Der Stern im Schumi-Fieber

Frankfurter Allgemeine Zeitung

Von Susanne Preuß

Es gibt sie noch, die Kritiker. Jürgen Pieper beispielsweise, Analyst beim Bankhaus Metzler, sieht das Formel-1-Engagement von Mercedes skeptisch: „In diesen Zeiten sollte man sein Geld zusammenhalten und außerdem ökologisch sensibel agieren. BMW hat mit seinem Ausstieg aus der Formel 1 angemessener gehandelt.“

Aber je näher der Saisonstart rückt, desto leiser werden Kritiker. Denn das Spektakel hat in der deutschen Wahrnehmung eine neue Dimension bekommen. Wenn am Sonntag um 13.00 Uhr in Bahrein der Rennwagen mit dem nüchternen Namen MGP W01 am Start steht, ist das eine hochemotionale Angelegenheit von nationaler Bedeutung – weil die Chancen nicht schlecht stehen, dass Michael Schumacher im Mercedes-Silberpfeil einen Erfolg made in Germany einfahren wird. Von einer „Nationalmannschaft des Motorsports“ spricht sogar Daimler-Konzernchef Dieter Zetsche: „Die neuen Nationalfarben sollten Schwarz, Rot, Silber sein.“ Und der sonst so nüchterne Ingenieur räumt ein: „Ich habe noch nie einer Saison so entgegengefiebert.“ Sein Flug nach Bahrein ist längst gebucht wie auch der von Forschungsvorstand Thomas Weber.
Auch Khadem Al Qubaisi wird mit Zetsche in der Mercedes-Loge sitzen. Der Chairman des Daimler-Großinvestors Aabar aus Abu Dhabi hat im vergangenen Jahr zwei Milliarden Euro auf den Stern gesetzt, als mitten in der Krise kaum mehr einer dem Autokonzern aus Stuttgart eine glorreiche Zukunft zutraute – und von Anfang an hat Al Qubaisi bekannt, dass er auch als Autonarr gehandelt hat. Als sich für Mercedes im Herbst die Chance auftat, mit der Übernahme des Rennstalls Brawn endlich wieder Silberpfeile auf die Strecken zu schicken, hat Al Qubaisi dafür noch einmal die Geldbörse geöffnet.

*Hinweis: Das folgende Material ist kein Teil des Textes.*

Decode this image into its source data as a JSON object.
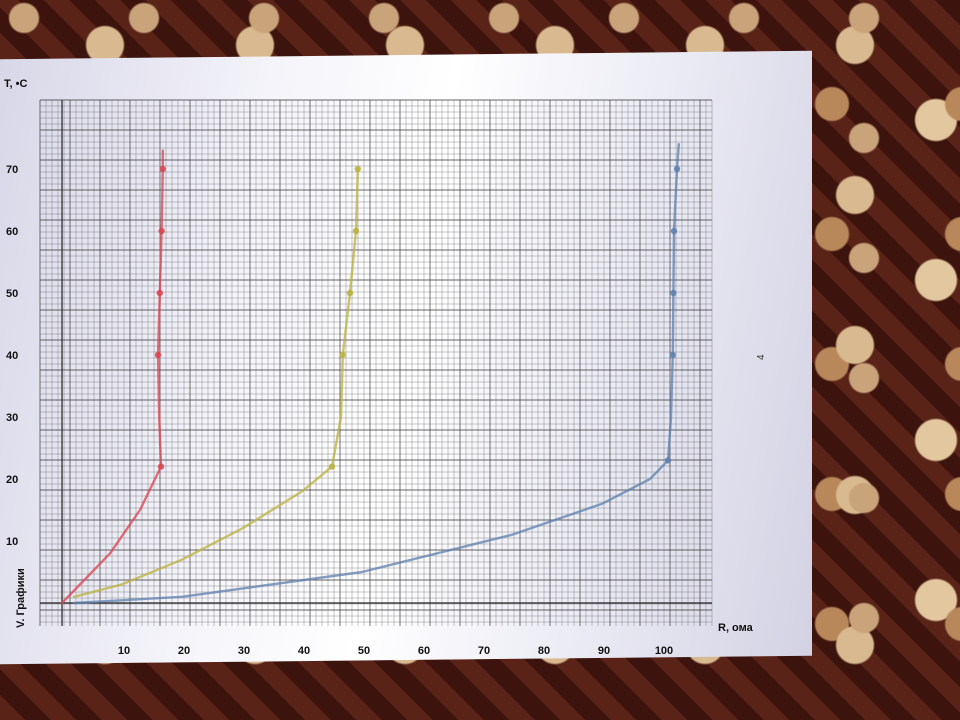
{
  "chart_data": {
    "type": "line",
    "title": "V. Графики",
    "xlabel": "R, ома",
    "ylabel": "T, •C",
    "xlim": [
      0,
      105
    ],
    "ylim": [
      0,
      75
    ],
    "x_ticks": [
      10,
      20,
      30,
      40,
      50,
      60,
      70,
      80,
      90,
      100
    ],
    "y_ticks": [
      10,
      20,
      30,
      40,
      50,
      60,
      70
    ],
    "grid": true,
    "series": [
      {
        "color": "#d9434f",
        "points": [
          [
            0,
            0
          ],
          [
            8,
            8
          ],
          [
            13,
            15
          ],
          [
            16.5,
            22
          ],
          [
            16.2,
            30
          ],
          [
            16,
            40
          ],
          [
            16.3,
            50
          ],
          [
            16.6,
            60
          ],
          [
            16.8,
            70
          ],
          [
            16.8,
            73
          ]
        ],
        "markers": [
          [
            16.5,
            22
          ],
          [
            16,
            40
          ],
          [
            16.3,
            50
          ],
          [
            16.6,
            60
          ],
          [
            16.8,
            70
          ]
        ]
      },
      {
        "color": "#b9b23c",
        "points": [
          [
            2,
            1
          ],
          [
            10,
            3
          ],
          [
            20,
            7
          ],
          [
            30,
            12
          ],
          [
            40,
            18
          ],
          [
            45,
            22
          ],
          [
            46.5,
            30
          ],
          [
            46.8,
            40
          ],
          [
            48,
            50
          ],
          [
            49,
            60
          ],
          [
            49.3,
            70
          ]
        ],
        "markers": [
          [
            45,
            22
          ],
          [
            46.8,
            40
          ],
          [
            48,
            50
          ],
          [
            49,
            60
          ],
          [
            49.3,
            70
          ]
        ]
      },
      {
        "color": "#5e7fae",
        "points": [
          [
            2,
            0
          ],
          [
            20,
            1
          ],
          [
            50,
            5
          ],
          [
            75,
            11
          ],
          [
            90,
            16
          ],
          [
            98,
            20
          ],
          [
            101,
            23
          ],
          [
            101.5,
            30
          ],
          [
            101.8,
            40
          ],
          [
            101.9,
            50
          ],
          [
            102,
            60
          ],
          [
            102.5,
            70
          ],
          [
            102.8,
            74
          ]
        ],
        "markers": [
          [
            101,
            23
          ],
          [
            101.8,
            40
          ],
          [
            101.9,
            50
          ],
          [
            102,
            60
          ],
          [
            102.5,
            70
          ]
        ]
      }
    ],
    "annotations": [
      "4"
    ]
  }
}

„Was sollen wir stänkern, wenn alle Welt im Schumi-Fieber ist“

Die Daimler-Belegschaft hat sich offenbar längst anstecken lassen vom Formel-1-Fieber. Zwar hat der Betriebsrat reflexartig einen Aufschrei verbreitet, als der Kauf des Rennstalls bekannt wurde. Immerhin ächzt die Belegschaft seit dem vergangenen Jahr unter einem Sparprogramm, das nicht nur die Lohntüte dünner werden lässt, sondern auch das Alltagsleben unbequemer. Da kommt es erst einmal nicht gut an, wenn die Millionen für die majestätische Sinnlosigkeit eines Formel-1-Zirkus nur so fließen. Im Betriebsrats-Blog schrieben sich spontan Dutzende von Mitarbeitern den Ärger von der Seele. Inzwischen aber sei diese Art der Geldverschwendung kein Thema mehr, wie eine Betriebsrätin einräumt: „Was sollen wir stänkern, wenn alle Welt im Schumi-Fieber ist.“


„Wir sind alle gespaltene Persönlichkeiten“, versucht Markenexperte Peter Littmann dem Phänomen Formel 1 auf die Spur zu kommen: „Wir wissen genau, was gut und richtig ist, aber unsere Emotionen lassen sich nicht so steuern. Die Formel 1 entwickelt weltweit so viel Kraft, dass rational richtige Bedenken an Bedeutung verlieren.“ Trotzdem versucht man bei Daimler die Einwände mit sachlichen Argumenten zu zerstreuen. Beim Thema Ökologie zum Beispiel mutiert Zetsche doch wieder zum Zahlenmenschen, und er rechnet haarklein vor, dass die ganze Formel-1-Saison inklusive aller Testfahrten nicht mehr Kraftstoff verbraucht als eine Boeing 747 bei einem einzigen Transatlantikflug. Und je nach Betrachtungsweise bekommt die Formel 1 sogar einen grünen Anstrich. Weil nach dem neuen Reglement die Boliden nicht mehr nachgetankt werden dürfen, spiele die Effizienz der Motoren eine größere Rolle als bisher, lautet das Argument.
Auch mit Blick auf die Finanzen will sich Zetsche keine Vorhaltungen machen lassen. Detaillierte Zahlen gibt es zwar nicht, aber klare Hinweise darauf, dass die Übernahme des Brawn-Rennstalls deutlich weniger gekostet hat, als durch den Verkauf des Anteils an McLaren hereinkam. Außerdem wird in Stuttgart gern ausführlich erklärt, dass die Formel 1 wegen der vorgeschriebenen Budgetbegrenzungen heutzutage viel billiger ist als in den alten Zeiten der Materialschlachten. Die laufenden Kosten fürs Team (darunter das Jahresgehalt Schumachers von angeblich sieben Millionen Euro) würden ohnehin von den Sponsoren übernommen. Allein der Hauptsponsor Petronas gibt dem Vernehmen nach rund 50 Millionen Euro jährlich.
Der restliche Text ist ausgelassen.